New York City’s literacy rates are on the decline: nearly 80 percent of high school graduates lack basic skills like reading, writing and math and are required to relearn them before qualifying for community college.
During his most recent State of the City address, New York City Mayor Michael Bloomberg hyped about the large investment the city has made on education – a multi-billion dollar investment that seems to have done little to help the city’s teens.
Critics pointed out that just 13 percent of black and Latino students graduate from New York City schools with the skills required for community college – and overall, 80 percent of all graduates lack these skills.
“He will be remembered as the Mayor of Education Failure, and his final speech ignored that reality. He has harmed our communities and families, and we cannot wait to see a new mayor replace him,” parent Zakiyah Ansari of New Yorkers for Great Public Schools told the New York Daily News.
The number of students who lack crucial reading, writing and math skills is the highest it has been in years, CBS 2 reports.
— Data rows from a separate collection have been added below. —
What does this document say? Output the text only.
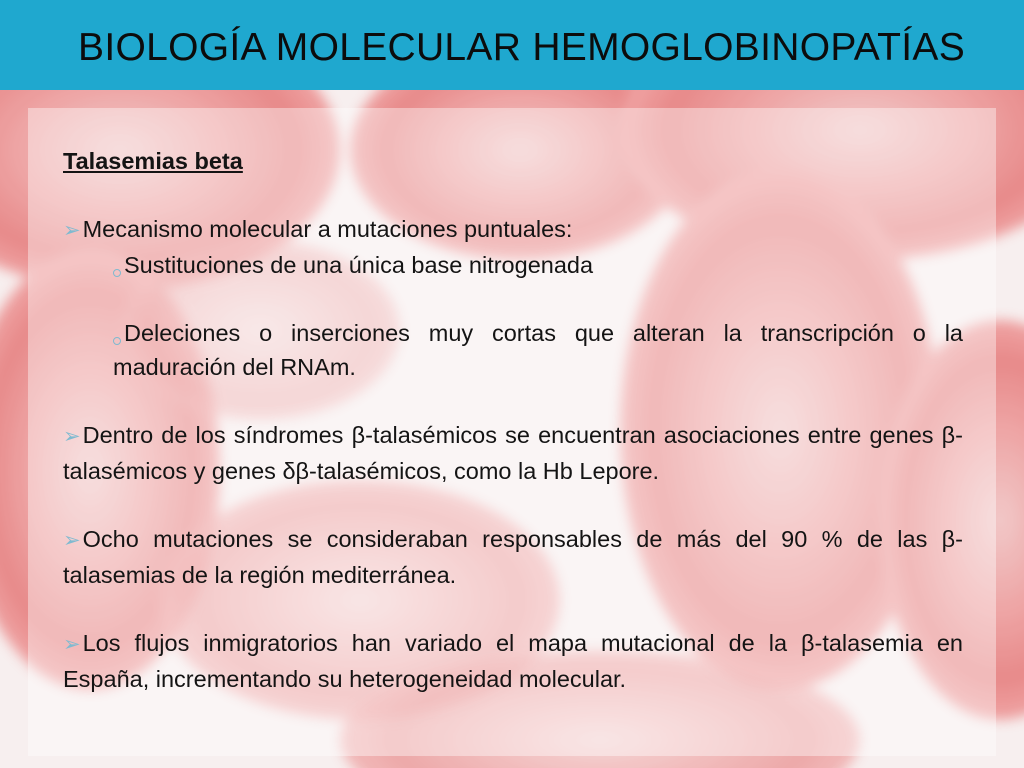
BIOLOGÍA MOLECULAR HEMOGLOBINOPATÍAS

Talasemias beta

➢Mecanismo molecular a mutaciones puntuales:

Sustituciones de una única base nitrogenada

Deleciones o inserciones muy cortas que alteran la transcripción o la maduración del RNAm.

➢Dentro de los síndromes β-talasémicos se encuentran asociaciones entre genes β-talasémicos y genes δβ-talasémicos, como la Hb Lepore.

➢Ocho mutaciones se consideraban responsables de más del 90 % de las β-talasemias de la región mediterránea.

➢Los flujos inmigratorios han variado el mapa mutacional de la β-talasemia en España, incrementando su heterogeneidad molecular.
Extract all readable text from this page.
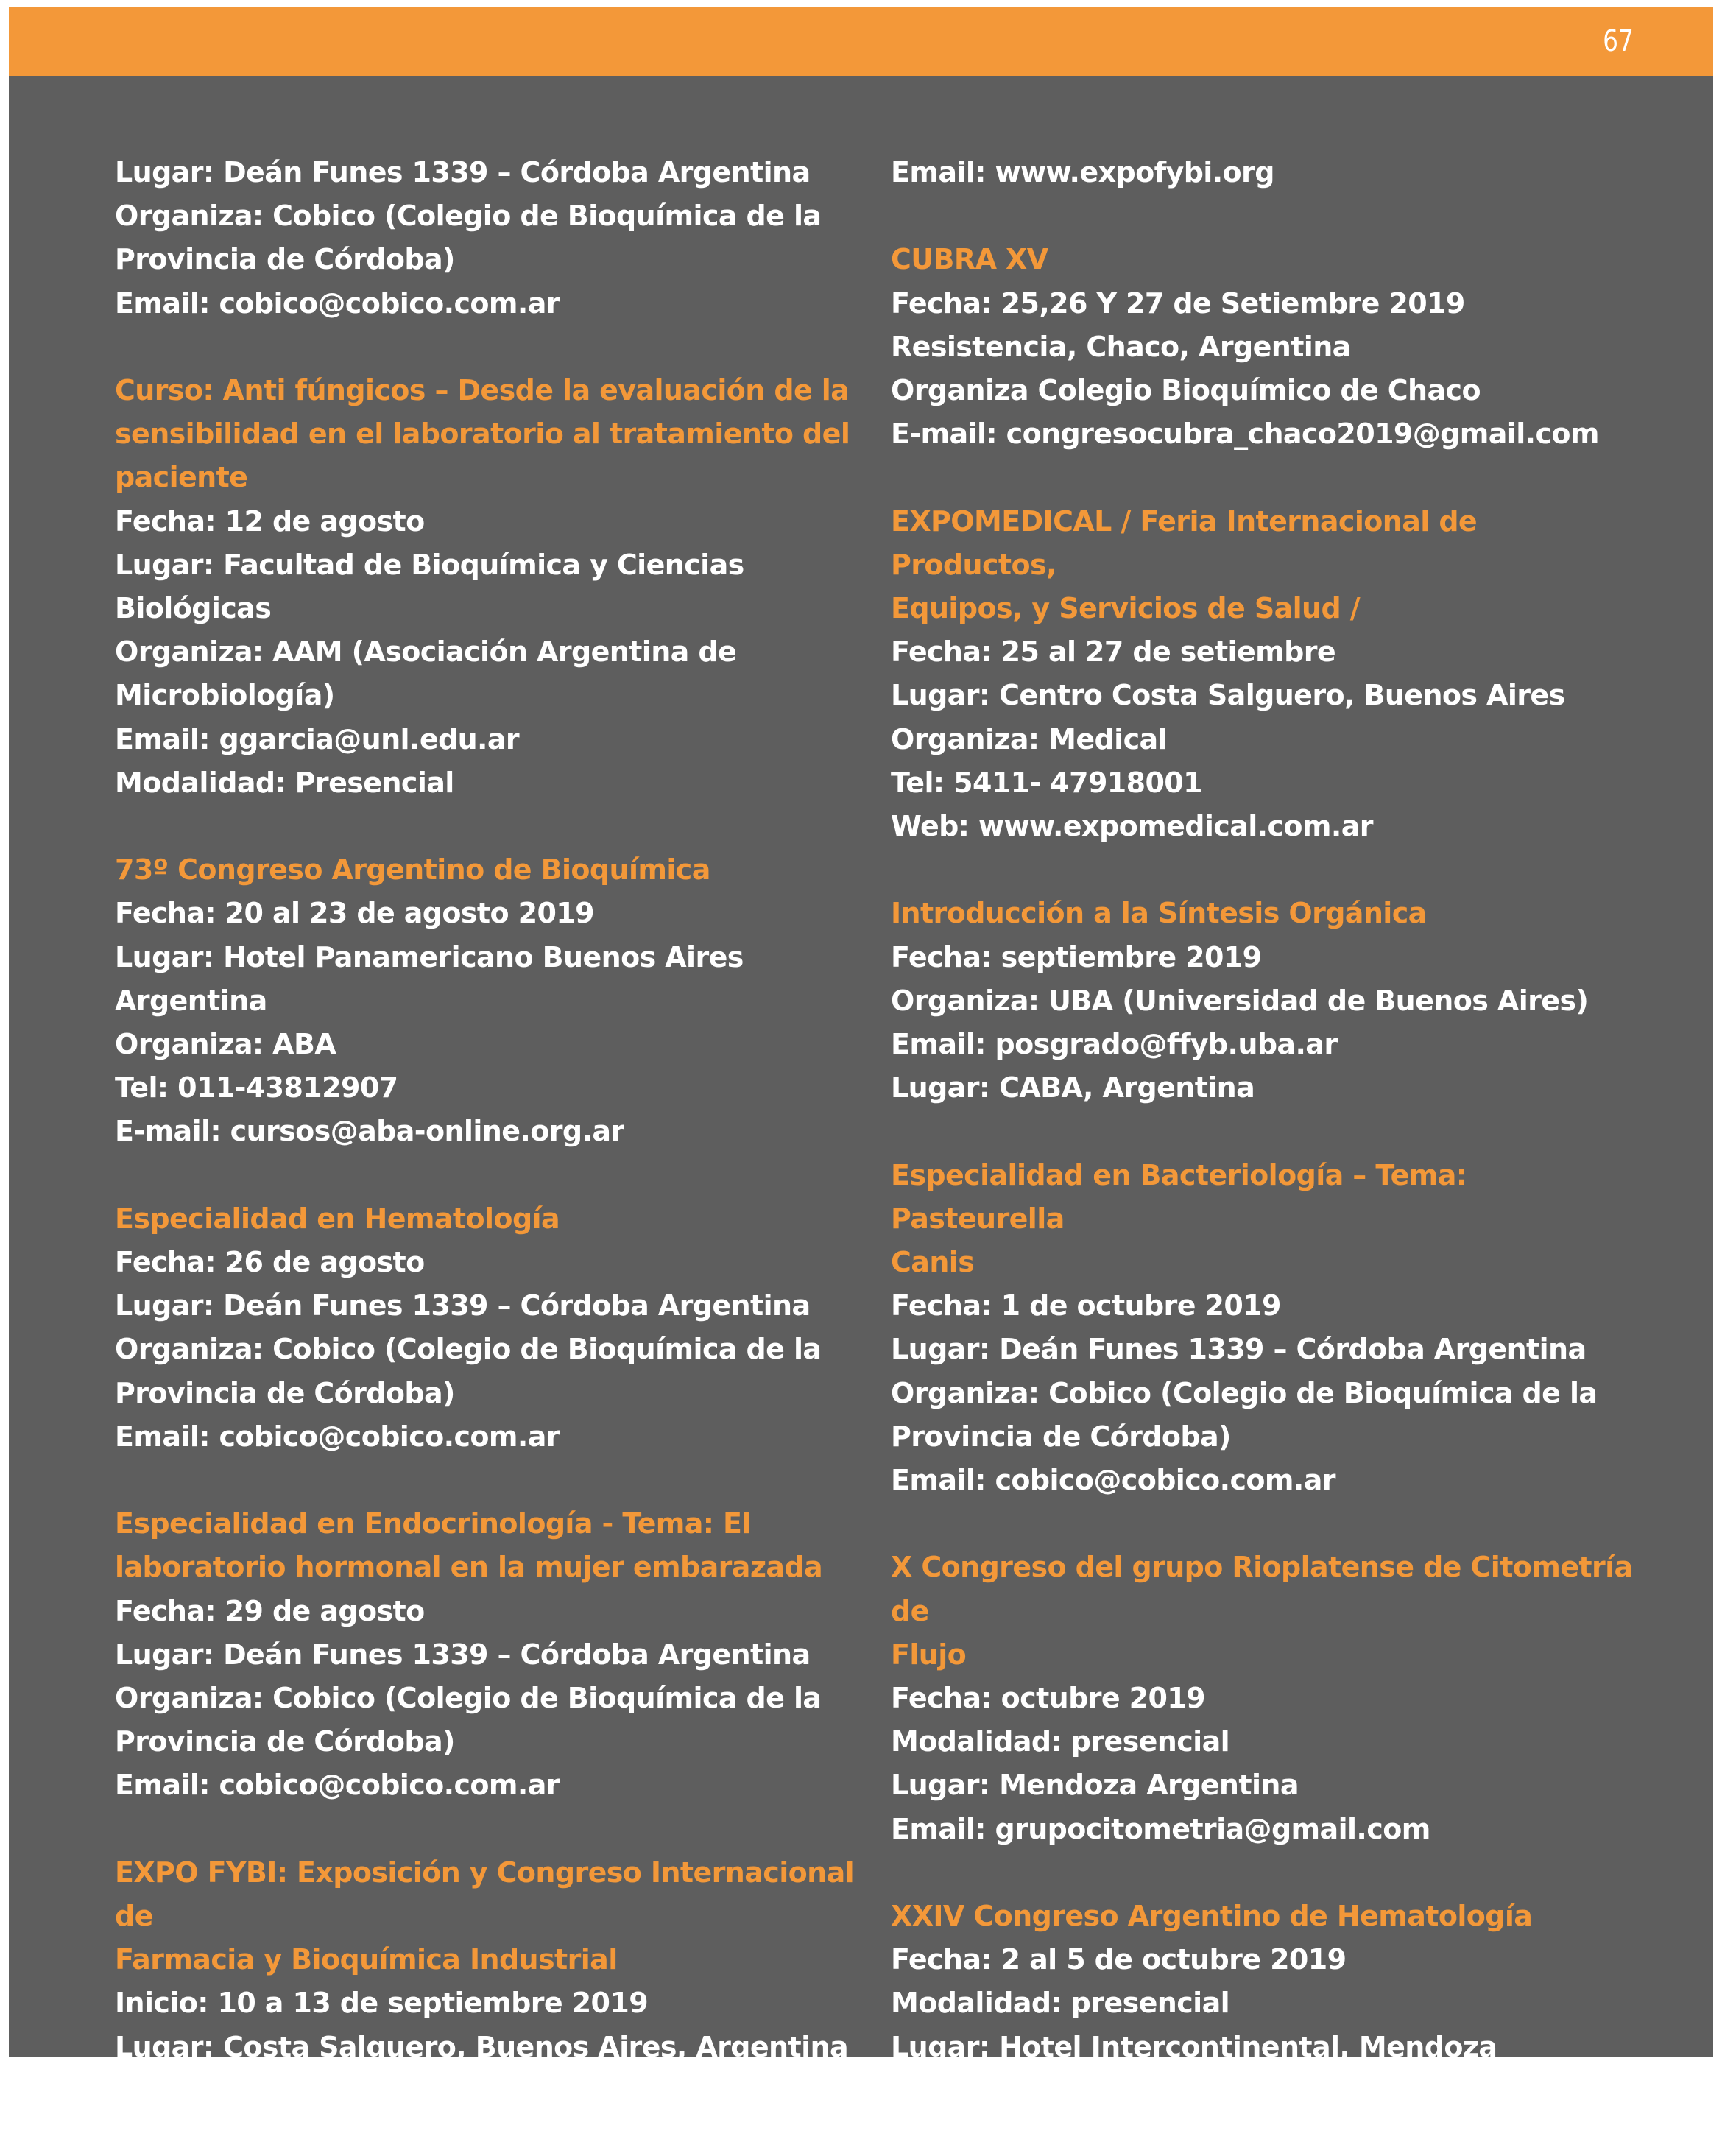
67
Lugar: Deán Funes 1339 – Córdoba Argentina
Organiza: Cobico (Colegio de Bioquímica de la
Provincia de Córdoba)
Email: cobico@cobico.com.ar
Curso: Anti fúngicos – Desde la evaluación de la
sensibilidad en el laboratorio al tratamiento del
paciente
Fecha: 12 de agosto
Lugar: Facultad de Bioquímica y Ciencias Biológicas
Organiza: AAM (Asociación Argentina de
Microbiología)
Email: ggarcia@unl.edu.ar
Modalidad: Presencial
73º Congreso Argentino de Bioquímica
Fecha: 20 al 23 de agosto 2019
Lugar: Hotel Panamericano Buenos Aires Argentina
Organiza: ABA
Tel: 011-43812907
E-mail: cursos@aba-online.org.ar
Especialidad en Hematología
Fecha: 26 de agosto
Lugar: Deán Funes 1339 – Córdoba Argentina
Organiza: Cobico (Colegio de Bioquímica de la
Provincia de Córdoba)
Email: cobico@cobico.com.ar
Especialidad en Endocrinología - Tema: El
laboratorio hormonal en la mujer embarazada
Fecha: 29 de agosto
Lugar: Deán Funes 1339 – Córdoba Argentina
Organiza: Cobico (Colegio de Bioquímica de la
Provincia de Córdoba)
Email: cobico@cobico.com.ar
EXPO FYBI: Exposición y Congreso Internacional de
Farmacia y Bioquímica Industrial
Inicio: 10 a 13 de septiembre 2019
Lugar: Costa Salguero, Buenos Aires, Argentina
Email: www.expofybi.org
CUBRA XV
Fecha: 25,26 Y 27 de Setiembre 2019
Resistencia, Chaco, Argentina
Organiza Colegio Bioquímico de Chaco
E-mail: congresocubra_chaco2019@gmail.com
EXPOMEDICAL / Feria Internacional de Productos,
Equipos, y Servicios de Salud /
Fecha: 25 al 27 de setiembre
Lugar: Centro Costa Salguero, Buenos Aires
Organiza: Medical
Tel: 5411- 47918001
Web: www.expomedical.com.ar
Introducción a la Síntesis Orgánica
Fecha: septiembre 2019
Organiza: UBA (Universidad de Buenos Aires)
Email: posgrado@ffyb.uba.ar
Lugar: CABA, Argentina
Especialidad en Bacteriología – Tema: Pasteurella
Canis
Fecha: 1 de octubre 2019
Lugar: Deán Funes 1339 – Córdoba Argentina
Organiza: Cobico (Colegio de Bioquímica de la
Provincia de Córdoba)
Email: cobico@cobico.com.ar
X Congreso del grupo Rioplatense de Citometría de
Flujo
Fecha: octubre 2019
Modalidad: presencial
Lugar: Mendoza Argentina
Email: grupocitometria@gmail.com
XXIV Congreso Argentino de Hematología
Fecha: 2 al 5 de octubre 2019
Modalidad: presencial
Lugar: Hotel Intercontinental, Mendoza Argentina
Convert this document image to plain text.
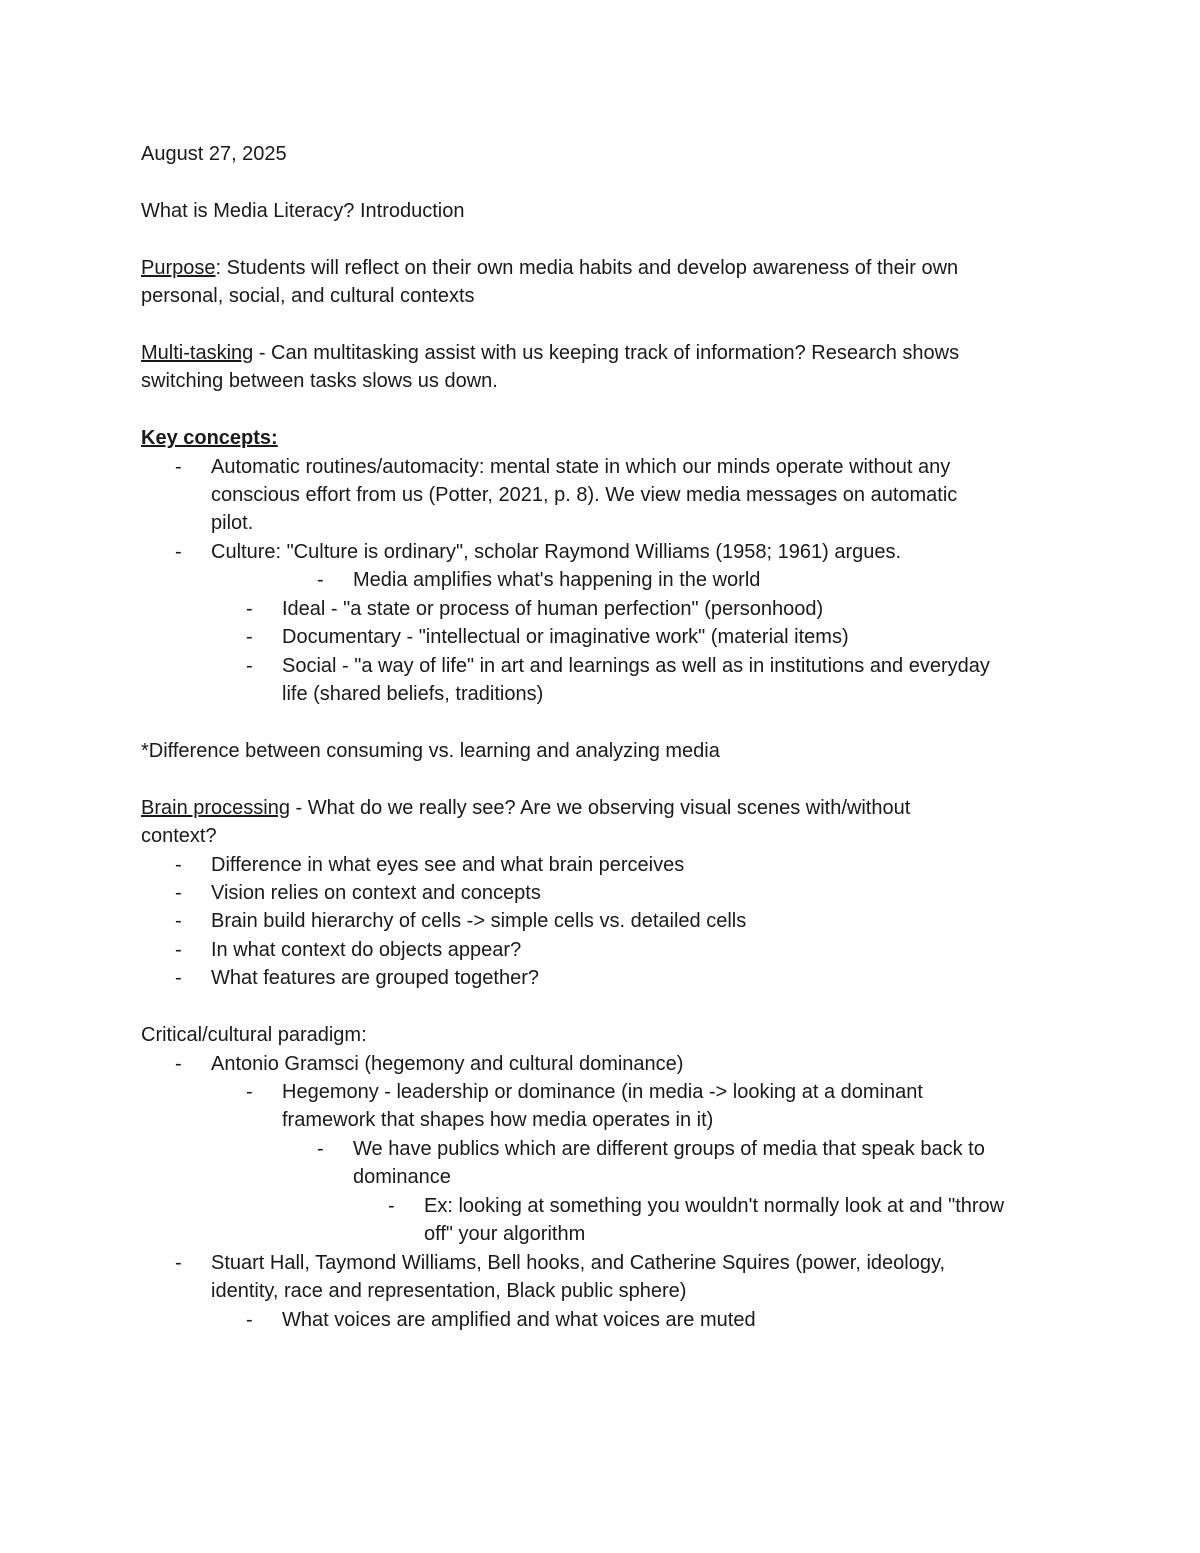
August 27, 2025
What is Media Literacy? Introduction
Purpose: Students will reflect on their own media habits and develop awareness of their own
personal, social, and cultural contexts
Multi-tasking - Can multitasking assist with us keeping track of information? Research shows
switching between tasks slows us down.
Key concepts:
- Automatic routines/automacity: mental state in which our minds operate without any
conscious effort from us (Potter, 2021, p. 8). We view media messages on automatic
pilot.
- Culture: "Culture is ordinary", scholar Raymond Williams (1958; 1961) argues.
- Media amplifies what's happening in the world
- Ideal - "a state or process of human perfection" (personhood)
- Documentary - "intellectual or imaginative work" (material items)
- Social - "a way of life" in art and learnings as well as in institutions and everyday
life (shared beliefs, traditions)
*Difference between consuming vs. learning and analyzing media
Brain processing - What do we really see? Are we observing visual scenes with/without
context?
- Difference in what eyes see and what brain perceives
- Vision relies on context and concepts
- Brain build hierarchy of cells -> simple cells vs. detailed cells
- In what context do objects appear?
- What features are grouped together?
Critical/cultural paradigm:
- Antonio Gramsci (hegemony and cultural dominance)
- Hegemony - leadership or dominance (in media -> looking at a dominant
framework that shapes how media operates in it)
- We have publics which are different groups of media that speak back to
dominance
- Ex: looking at something you wouldn't normally look at and "throw
off" your algorithm
- Stuart Hall, Taymond Williams, Bell hooks, and Catherine Squires (power, ideology,
identity, race and representation, Black public sphere)
- What voices are amplified and what voices are muted
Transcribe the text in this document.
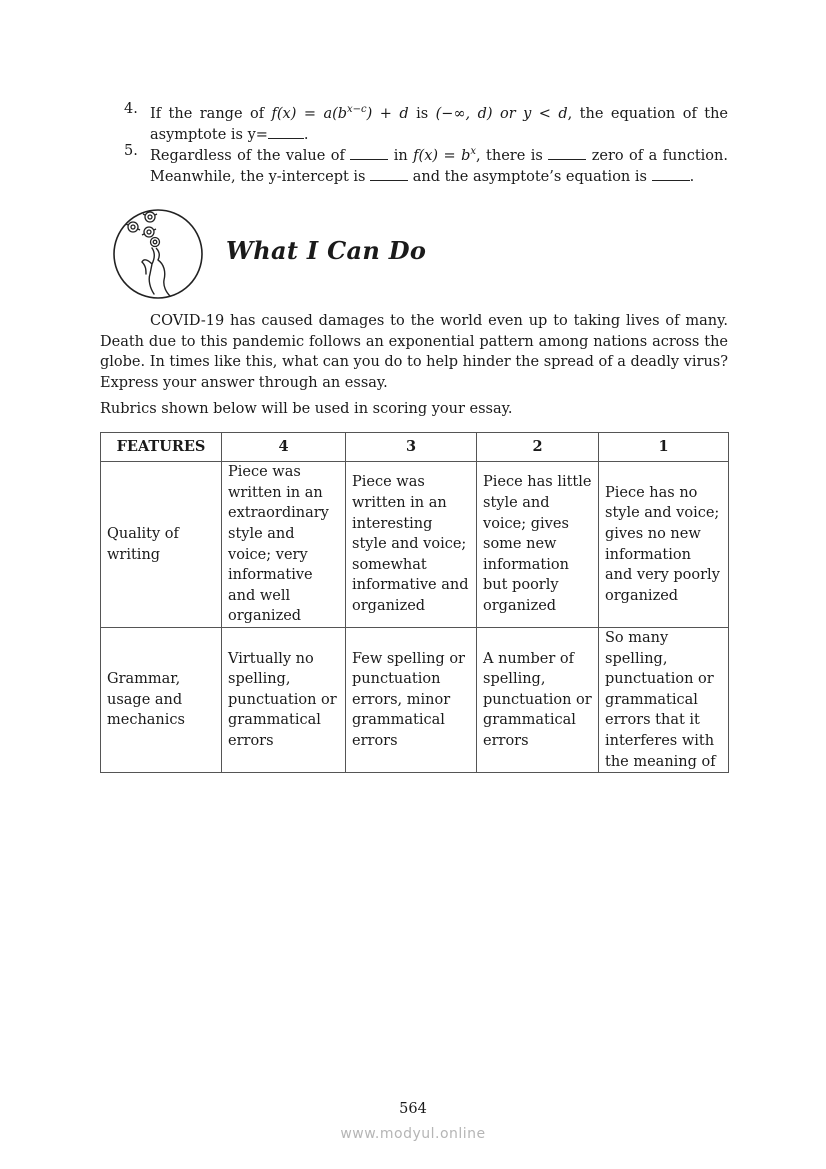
4. If the range of $f(x) = a(b^{x-c}) + d$ is (−∞, d) or y < d, the equation of the asymptote is y= .
5. Regardless of the value of	in $f(x) = b^x$, there is	zero of a function. Meanwhile, the y-intercept is	and the asymptote’s equation is	.
What I Can Do
COVID-19 has caused damages to the world even up to taking lives of many. Death due to this pandemic follows an exponential pattern among nations across the globe. In times like this, what can you do to help hinder the spread of a deadly virus? Express your answer through an essay.
Rubrics shown below will be used in scoring your essay.
FEATURES	4	3	2	1
Quality of writing	Piece was written in an extraordinary style and voice; very informative and well organized	Piece was written in an interesting style and voice; somewhat informative and organized	Piece has little style and voice; gives some new information but poorly organized	Piece has no style and voice; gives no new information and very poorly organized
Grammar, usage and mechanics	Virtually no spelling, punctuation or grammatical errors	Few spelling or punctuation errors, minor grammatical errors	A number of spelling, punctuation or grammatical errors	So many spelling, punctuation or grammatical errors that it interferes with the meaning of
564
www.modyul.online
Officials from City University told the news station that 79.3 percent of graduates, or 10,700 students, who arrived to take a test to get into community college last year failed and were required to relearn basic skills that should have been taught in high school. This is a sharp increase from the 71.4 percent who were lacking the skills in 2007.
With such a high number of uneducated students, City University has launched a program to help struggling high school grads. Called the CUNY Start, the program provides cheap immersion classes that help New York teens catch up with those who are prepared for college.
“They get lost sometimes in the classroom and in CUNY Start we give them a lot more one-on-one attention, small group work,” Sherry Mason, who teaches a writing class, told CBS. “It helps them achieve more in a short amount of time and so they’re able to get on with their credit classes.”
But students who are forced to shell out $1,000 or more for courses that bear no college credit are disappointed that their high schools failed to prepare them for college.
“The basics that I’m receiving now should have been taught in high school,” Feona Wilson, a high school graduate from Brooklyn, told the New York Post. “It’s more money coming out of your pocket.”
Despite efforts by lawmakers to improve high school education, the US still lags in comparison to other developed countries. In 2012, the US placed 17thin the developed world for education, according to a report by Pearson. Finland and South Korea topped the lost of 40 countries. But when it comes to math, Americans are in the bottom half, with US students ranking 25thout of developing countries.
Experts have warned that American students’ comparatively average to low performance could threaten the country’s future economic growth. And with 80 percent of New York’s high school graduates unprepared for community college, Bloomberg’s large education investments appears to have been ineffectively used.